Hi @umasstr, Sorry for the inconvenience. And thank you for reporting this! I just fixed this new error and will update the python package on PyPI/TestPyPI later today, so you can re-install it using the same command above: python3 -m pip install --index-url https://test.pypi.org/simple/ --no-deps --upgrade hydra-rbp . Alternatively, if you wanna try it now, you could go to your "/opt/conda/envs/HydRa/lib/python3.8/site-packages/HydRa/models/Sequence_class.py" file, and replace BioVec_name_dict=BioVec_name_dict to BioVec_name_dict on line 731. Please let me know if it still doesn't work on your side. Thank you!

Wenhao-Jin commented 1 year ago

Hi @umasstr, the package on TestPyPI is updated now. You can use the same command to upgrade HydRA: python3 -m pip install --index-url https://test.pypi.org/simple/ --no-deps --upgrade hydra-rbp. It should work now.
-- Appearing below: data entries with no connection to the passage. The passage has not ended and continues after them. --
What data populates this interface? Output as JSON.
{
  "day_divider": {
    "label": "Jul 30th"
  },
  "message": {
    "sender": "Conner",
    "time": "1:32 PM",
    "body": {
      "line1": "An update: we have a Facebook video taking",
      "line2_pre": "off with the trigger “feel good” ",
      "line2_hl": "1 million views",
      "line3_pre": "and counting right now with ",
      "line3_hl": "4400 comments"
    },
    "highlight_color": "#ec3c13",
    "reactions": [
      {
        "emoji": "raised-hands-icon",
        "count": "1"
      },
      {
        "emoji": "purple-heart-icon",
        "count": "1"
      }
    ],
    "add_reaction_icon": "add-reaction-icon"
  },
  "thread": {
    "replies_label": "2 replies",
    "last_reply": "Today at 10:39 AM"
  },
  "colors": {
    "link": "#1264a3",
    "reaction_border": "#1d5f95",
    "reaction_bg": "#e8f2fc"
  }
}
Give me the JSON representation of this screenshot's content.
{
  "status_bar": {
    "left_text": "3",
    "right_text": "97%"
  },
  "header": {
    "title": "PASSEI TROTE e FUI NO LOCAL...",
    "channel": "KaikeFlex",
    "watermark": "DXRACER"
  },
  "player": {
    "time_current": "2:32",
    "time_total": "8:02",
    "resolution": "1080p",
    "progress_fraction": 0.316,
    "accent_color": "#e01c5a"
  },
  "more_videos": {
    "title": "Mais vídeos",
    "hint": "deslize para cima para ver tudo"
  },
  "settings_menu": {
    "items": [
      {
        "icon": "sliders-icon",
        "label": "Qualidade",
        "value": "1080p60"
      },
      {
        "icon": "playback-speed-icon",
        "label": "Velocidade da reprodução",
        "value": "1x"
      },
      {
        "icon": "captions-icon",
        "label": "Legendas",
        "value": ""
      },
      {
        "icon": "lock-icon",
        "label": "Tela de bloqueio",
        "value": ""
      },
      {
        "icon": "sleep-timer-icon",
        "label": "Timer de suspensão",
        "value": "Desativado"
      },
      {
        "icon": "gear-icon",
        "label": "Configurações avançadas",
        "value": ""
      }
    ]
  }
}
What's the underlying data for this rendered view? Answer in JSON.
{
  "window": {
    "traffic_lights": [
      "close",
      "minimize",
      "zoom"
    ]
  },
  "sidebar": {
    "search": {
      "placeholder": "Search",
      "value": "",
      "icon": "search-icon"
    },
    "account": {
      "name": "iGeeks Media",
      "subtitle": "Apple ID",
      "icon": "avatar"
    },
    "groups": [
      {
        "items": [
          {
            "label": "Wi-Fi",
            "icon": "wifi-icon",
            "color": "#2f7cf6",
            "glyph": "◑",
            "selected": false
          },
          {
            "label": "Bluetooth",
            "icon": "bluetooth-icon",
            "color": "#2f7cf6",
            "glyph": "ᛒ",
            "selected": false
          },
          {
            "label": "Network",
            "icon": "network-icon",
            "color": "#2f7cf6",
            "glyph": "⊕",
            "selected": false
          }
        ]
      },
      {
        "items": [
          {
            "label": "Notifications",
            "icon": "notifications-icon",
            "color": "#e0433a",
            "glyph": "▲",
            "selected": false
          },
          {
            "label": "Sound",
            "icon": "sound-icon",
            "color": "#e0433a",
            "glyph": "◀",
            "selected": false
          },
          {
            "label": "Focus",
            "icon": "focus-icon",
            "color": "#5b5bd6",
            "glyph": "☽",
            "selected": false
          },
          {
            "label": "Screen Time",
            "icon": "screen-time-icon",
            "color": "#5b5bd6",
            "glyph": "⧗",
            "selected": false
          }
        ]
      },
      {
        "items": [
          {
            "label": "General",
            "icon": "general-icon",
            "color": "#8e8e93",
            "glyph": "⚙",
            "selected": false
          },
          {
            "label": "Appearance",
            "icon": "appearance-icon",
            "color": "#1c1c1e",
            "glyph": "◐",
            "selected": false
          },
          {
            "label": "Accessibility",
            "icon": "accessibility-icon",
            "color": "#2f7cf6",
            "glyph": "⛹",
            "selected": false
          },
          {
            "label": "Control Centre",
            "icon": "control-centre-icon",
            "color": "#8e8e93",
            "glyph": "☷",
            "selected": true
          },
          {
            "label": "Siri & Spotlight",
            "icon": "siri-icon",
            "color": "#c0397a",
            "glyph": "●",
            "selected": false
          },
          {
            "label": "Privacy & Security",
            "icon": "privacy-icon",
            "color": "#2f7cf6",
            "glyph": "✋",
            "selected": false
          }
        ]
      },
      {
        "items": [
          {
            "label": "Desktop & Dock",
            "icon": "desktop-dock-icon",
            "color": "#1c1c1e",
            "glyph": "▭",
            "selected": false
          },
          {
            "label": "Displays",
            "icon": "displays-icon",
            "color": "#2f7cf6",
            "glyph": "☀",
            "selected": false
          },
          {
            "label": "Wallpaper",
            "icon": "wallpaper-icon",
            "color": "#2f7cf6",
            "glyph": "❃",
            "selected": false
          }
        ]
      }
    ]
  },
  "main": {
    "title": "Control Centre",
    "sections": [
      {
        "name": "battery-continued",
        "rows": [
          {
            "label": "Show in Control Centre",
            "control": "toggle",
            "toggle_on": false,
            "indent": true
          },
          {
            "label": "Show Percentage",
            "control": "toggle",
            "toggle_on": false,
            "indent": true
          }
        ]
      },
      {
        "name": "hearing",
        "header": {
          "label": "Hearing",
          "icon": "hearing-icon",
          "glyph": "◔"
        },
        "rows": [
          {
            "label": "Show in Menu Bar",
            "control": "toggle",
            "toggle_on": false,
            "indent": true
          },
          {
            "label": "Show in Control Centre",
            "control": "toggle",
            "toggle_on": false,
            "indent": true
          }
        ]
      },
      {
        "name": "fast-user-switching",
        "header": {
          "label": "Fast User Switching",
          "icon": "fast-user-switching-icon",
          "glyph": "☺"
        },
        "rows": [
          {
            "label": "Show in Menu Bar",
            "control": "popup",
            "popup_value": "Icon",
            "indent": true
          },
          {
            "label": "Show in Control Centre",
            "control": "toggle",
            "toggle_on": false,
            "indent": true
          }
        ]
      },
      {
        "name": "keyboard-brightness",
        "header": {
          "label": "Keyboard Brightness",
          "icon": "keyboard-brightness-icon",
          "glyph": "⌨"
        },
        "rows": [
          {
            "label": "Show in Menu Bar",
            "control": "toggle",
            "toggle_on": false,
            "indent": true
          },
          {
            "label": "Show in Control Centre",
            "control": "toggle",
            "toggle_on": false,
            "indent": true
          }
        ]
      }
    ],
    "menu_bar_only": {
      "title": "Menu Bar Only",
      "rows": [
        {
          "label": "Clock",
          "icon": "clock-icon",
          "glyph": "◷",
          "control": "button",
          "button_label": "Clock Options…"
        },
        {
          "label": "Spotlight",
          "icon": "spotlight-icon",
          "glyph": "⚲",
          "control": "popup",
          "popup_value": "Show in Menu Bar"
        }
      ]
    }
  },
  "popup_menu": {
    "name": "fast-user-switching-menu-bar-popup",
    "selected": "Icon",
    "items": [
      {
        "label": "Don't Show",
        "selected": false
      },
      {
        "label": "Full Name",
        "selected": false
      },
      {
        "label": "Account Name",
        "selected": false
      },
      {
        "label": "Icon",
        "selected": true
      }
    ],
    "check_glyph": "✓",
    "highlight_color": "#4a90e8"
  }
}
umasstr commented 1 year ago

Hey @Wenhao-Jin, I rebuilt the container and everything looks good! predict ran to completion on a small dataset. I'll give occlusion_map a try shortly.

I pushed umasstr/hydra:latest to docker. feel free to retag and post if this is useful to anyone. I forgot to activate the conda env in the build file (need to enter below command before use), but otherwise works well. conda activate HydRa

Thank you again for responding to the issue--you'll get your beer in the mail!

Wenhao-Jin commented 1 year ago

Hey @umasstr, thank you so much for reporting the bugs and making the docker image! Really appreciate it!!